In the current economy, law firms are struggling to meet rising demands while maintaining a healthy culture. Many law firms are attempting to become “full service” and consist of many types of lawyers. Often, these firms have a wide range of practice groups, and their shared overhead is supported by the non-profit nature of their practices. Despite these challenges, many law firms are continuing to adopt shared overhead strategies.
A common question is, “Why do law firms exist and not just individual lawyers?” The answer is often “our lawyers.” By this, most law firm leaders are referring to specialized areas of practice such as IP, tax, M&A, and employment. This acknowledges the specialized role of lawyers as technical experts, diagnosing and addressing legal problems. This trend is only intensifying, as knowledge changes and the pace of change increases.
Large law firms, on the other hand, specialize in many areas of law. These large firms usually consist of several attorneys and span several states. The work of these law firms is often multi-disciplinary, and they often represent high-stake entities.
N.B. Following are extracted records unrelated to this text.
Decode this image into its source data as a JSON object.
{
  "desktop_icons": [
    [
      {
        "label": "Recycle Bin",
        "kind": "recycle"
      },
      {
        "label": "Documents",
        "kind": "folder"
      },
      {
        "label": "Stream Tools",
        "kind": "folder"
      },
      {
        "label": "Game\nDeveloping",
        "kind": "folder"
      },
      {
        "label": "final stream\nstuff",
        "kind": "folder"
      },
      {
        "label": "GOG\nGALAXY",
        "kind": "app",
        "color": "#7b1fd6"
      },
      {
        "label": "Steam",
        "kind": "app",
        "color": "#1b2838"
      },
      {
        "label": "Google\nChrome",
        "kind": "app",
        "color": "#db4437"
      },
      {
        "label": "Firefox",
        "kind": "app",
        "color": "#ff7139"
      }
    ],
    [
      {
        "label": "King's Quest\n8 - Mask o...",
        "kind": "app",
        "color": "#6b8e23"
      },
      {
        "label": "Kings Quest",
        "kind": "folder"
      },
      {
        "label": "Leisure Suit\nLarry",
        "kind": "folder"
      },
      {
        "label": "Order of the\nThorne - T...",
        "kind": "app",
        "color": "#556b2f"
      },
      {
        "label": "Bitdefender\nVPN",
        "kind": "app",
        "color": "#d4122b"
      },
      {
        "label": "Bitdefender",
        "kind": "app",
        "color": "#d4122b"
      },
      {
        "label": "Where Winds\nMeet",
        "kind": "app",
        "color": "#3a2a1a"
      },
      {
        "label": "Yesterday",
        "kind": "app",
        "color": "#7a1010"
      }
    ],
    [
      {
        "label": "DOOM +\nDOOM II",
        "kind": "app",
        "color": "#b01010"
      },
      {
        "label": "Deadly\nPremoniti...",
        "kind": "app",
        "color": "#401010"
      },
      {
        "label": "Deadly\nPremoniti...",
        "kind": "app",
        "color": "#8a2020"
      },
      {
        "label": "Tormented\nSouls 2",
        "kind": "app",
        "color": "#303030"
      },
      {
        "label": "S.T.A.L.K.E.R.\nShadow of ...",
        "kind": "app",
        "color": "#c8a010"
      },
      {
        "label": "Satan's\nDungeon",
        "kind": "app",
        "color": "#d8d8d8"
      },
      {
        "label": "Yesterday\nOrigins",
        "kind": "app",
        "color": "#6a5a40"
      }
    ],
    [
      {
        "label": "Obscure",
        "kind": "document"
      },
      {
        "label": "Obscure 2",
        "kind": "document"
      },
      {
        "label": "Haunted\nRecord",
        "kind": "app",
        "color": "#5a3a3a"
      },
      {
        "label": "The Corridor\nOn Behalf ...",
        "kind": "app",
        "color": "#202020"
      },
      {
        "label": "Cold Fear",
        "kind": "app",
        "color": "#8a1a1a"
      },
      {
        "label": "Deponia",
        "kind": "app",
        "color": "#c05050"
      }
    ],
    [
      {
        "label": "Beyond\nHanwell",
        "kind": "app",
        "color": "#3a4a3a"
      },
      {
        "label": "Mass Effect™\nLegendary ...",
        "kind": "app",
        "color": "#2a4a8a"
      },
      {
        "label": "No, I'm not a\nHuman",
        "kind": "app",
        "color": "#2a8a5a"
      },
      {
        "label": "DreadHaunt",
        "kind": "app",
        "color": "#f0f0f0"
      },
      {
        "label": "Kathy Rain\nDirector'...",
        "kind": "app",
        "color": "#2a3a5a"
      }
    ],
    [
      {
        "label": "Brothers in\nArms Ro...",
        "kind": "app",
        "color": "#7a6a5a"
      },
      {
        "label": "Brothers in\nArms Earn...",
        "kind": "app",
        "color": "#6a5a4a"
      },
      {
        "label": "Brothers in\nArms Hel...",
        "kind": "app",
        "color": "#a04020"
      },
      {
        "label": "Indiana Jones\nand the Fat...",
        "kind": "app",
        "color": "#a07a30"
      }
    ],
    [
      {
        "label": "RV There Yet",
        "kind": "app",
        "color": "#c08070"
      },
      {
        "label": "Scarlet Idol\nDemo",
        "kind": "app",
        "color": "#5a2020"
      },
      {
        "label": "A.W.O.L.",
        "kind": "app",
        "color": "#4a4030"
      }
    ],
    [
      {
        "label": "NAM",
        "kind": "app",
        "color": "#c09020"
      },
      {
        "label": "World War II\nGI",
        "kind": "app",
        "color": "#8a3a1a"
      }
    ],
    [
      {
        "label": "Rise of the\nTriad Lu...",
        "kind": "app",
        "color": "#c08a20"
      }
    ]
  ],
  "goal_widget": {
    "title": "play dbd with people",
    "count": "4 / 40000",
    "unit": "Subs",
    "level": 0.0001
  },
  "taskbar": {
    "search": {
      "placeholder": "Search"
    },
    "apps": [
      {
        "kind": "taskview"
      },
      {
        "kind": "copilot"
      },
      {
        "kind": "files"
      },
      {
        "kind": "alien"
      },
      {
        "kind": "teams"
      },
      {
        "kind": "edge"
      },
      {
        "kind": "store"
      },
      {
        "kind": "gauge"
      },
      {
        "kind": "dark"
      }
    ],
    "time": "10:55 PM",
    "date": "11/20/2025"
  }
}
However, some larger law firms represent individuals with legal issues spanning several practice areas. For example, a litigation law firm handles litigation, while a transactional law firm takes care of the heavy paperwork that goes along with such cases.
Another reason law firms exist is that lawyers can’t practice outside of their chosen area. In some cases, lawyers will join law firms with other lawyers who have similar expertise, and this is advantageous for both sides. For example, a transactional attorney may never enter a courtroom. However, a litigation attorney may practice in a complex legal matter. They share the same clientele and the same brand name.